The interior of a home or business contains straight-line edge boundaries of all kinds, and each boundary represents a potential point of reference for a mobile robot’s edge detection system. The controller in a personal home robot must be programmed to know the difference between, say, the line where carpet ends and tile begins, and the line where a flight of stairs begins. The vertical line produced by the intersection of two walls would present a different situation than the vertical line produced by the edge of a doorway, even though they might appear identical. Thus, edge detection cannot function very well without a certain amount of AI in the robot controller.

Embedded Path

An embedded path is a means of guiding a robot along a specific route. This scheme is commonly used by a mobile robot called an automated guided vehicle (AGV). A common embedded path consists of a buried, current-carrying wire. The current in the wire produces a magnetic field that the robot can follow. This method of guidance has been suggested as a way to keep a car on a highway, even if the driver isn’t paying attention. The wire needs a constant supply of electricity for this guidance method to work.
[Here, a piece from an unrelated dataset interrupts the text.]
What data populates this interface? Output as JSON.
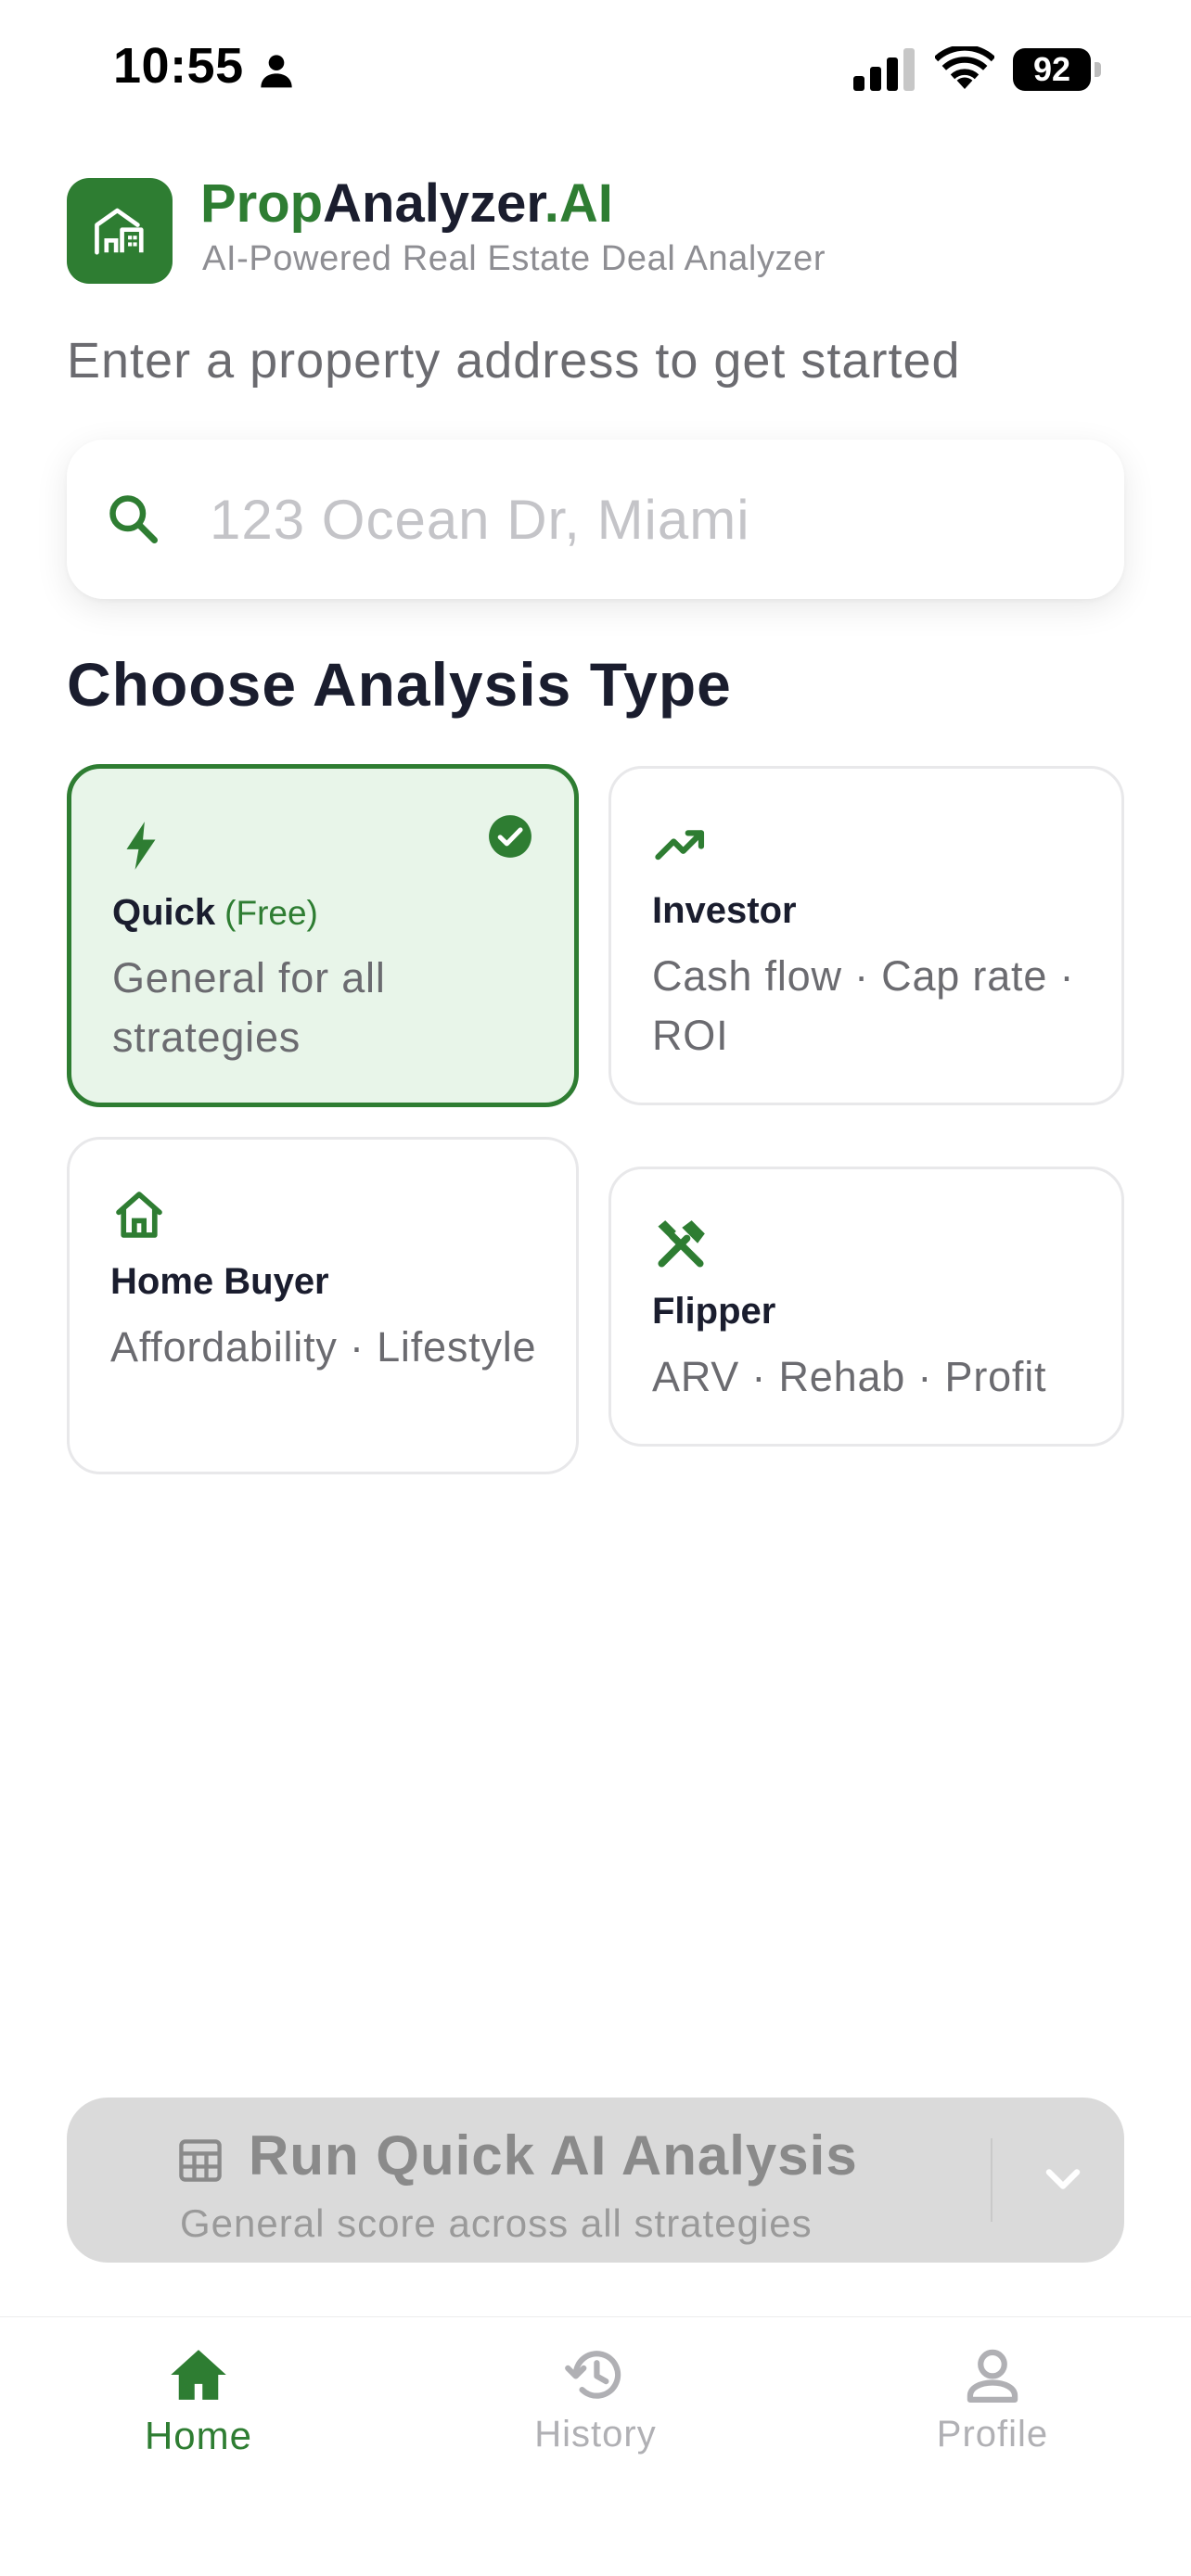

If this current is interrupted for any reason, the robot will lose its way unless some backup navigation method (or human control) is substituted.
 
Alternatives to wires, such as colored or reflective paints or tapes, do not need a supply of power, and this gives them an advantage. Tape is easy to remove and put somewhere else; this is difficult to do with paint and practically impossible with wires embedded in concrete. However, tape is obscured by snowfall; and at night, glare from oncoming headlights might be confused for reflections from the tape.

Range Sensing and Plotting

Range sensing is the measurement of distances to objects in a robot’s environment in a single dimension. Range plotting is the creation of a graph of the distance (range) to objects, as a function of the direction in two or three dimensions.
 
In linear or one-dimensional (1D) range sensing, a signal is sent out, and the robot measures the time it takes for the echo to come back. This signal can be sound, in which case the device is sonar. Or it can be a radio wave; this constitutes radar. Laser beams can also be used. Close-range, one-dimensional range sensing is known as proximity sensing.
 
Two-dimensional (2D) range plotting involves mapping the distance to various objects, as a function of direction in a geometric plane. The echo return time for a sonar signal, for example, might be measured every few degrees around a complete circle in the horizontal plane, resulting in a set of range points. A better plot would be obtained if the range were plotted every degree, every tenth of a degree, or even every hundredth of a degree. But no matter how detailed the direction resolution, a 2D range plot is done in only one plane, such as the floor level in a room, or some horizontal plane above the floor. The greater the number of echo samples in a complete circle (that is, the smaller the angle between samples), the more detail can be resolved at a given distance from the robot, and the greater the distance at which a given amount of detail can be resolved.
 
Three-dimensional (3D) range plotting is done in spherical coordinates: azimuth (compass bearing), elevation (degrees above the horizontal), and range (distance). The distance must be measured for a large number of diverse orientations. In a furnished room, a 3D sonar range plot would show ceiling fixtures, things on the floor, objects on top of a desk, and other details not visible with a 2D plot. The greater the number of echo samples in a complete sphere surrounding the robot, the more detail can be resolved at a given distance, and the greater the range at which a given amount of detail can be resolved.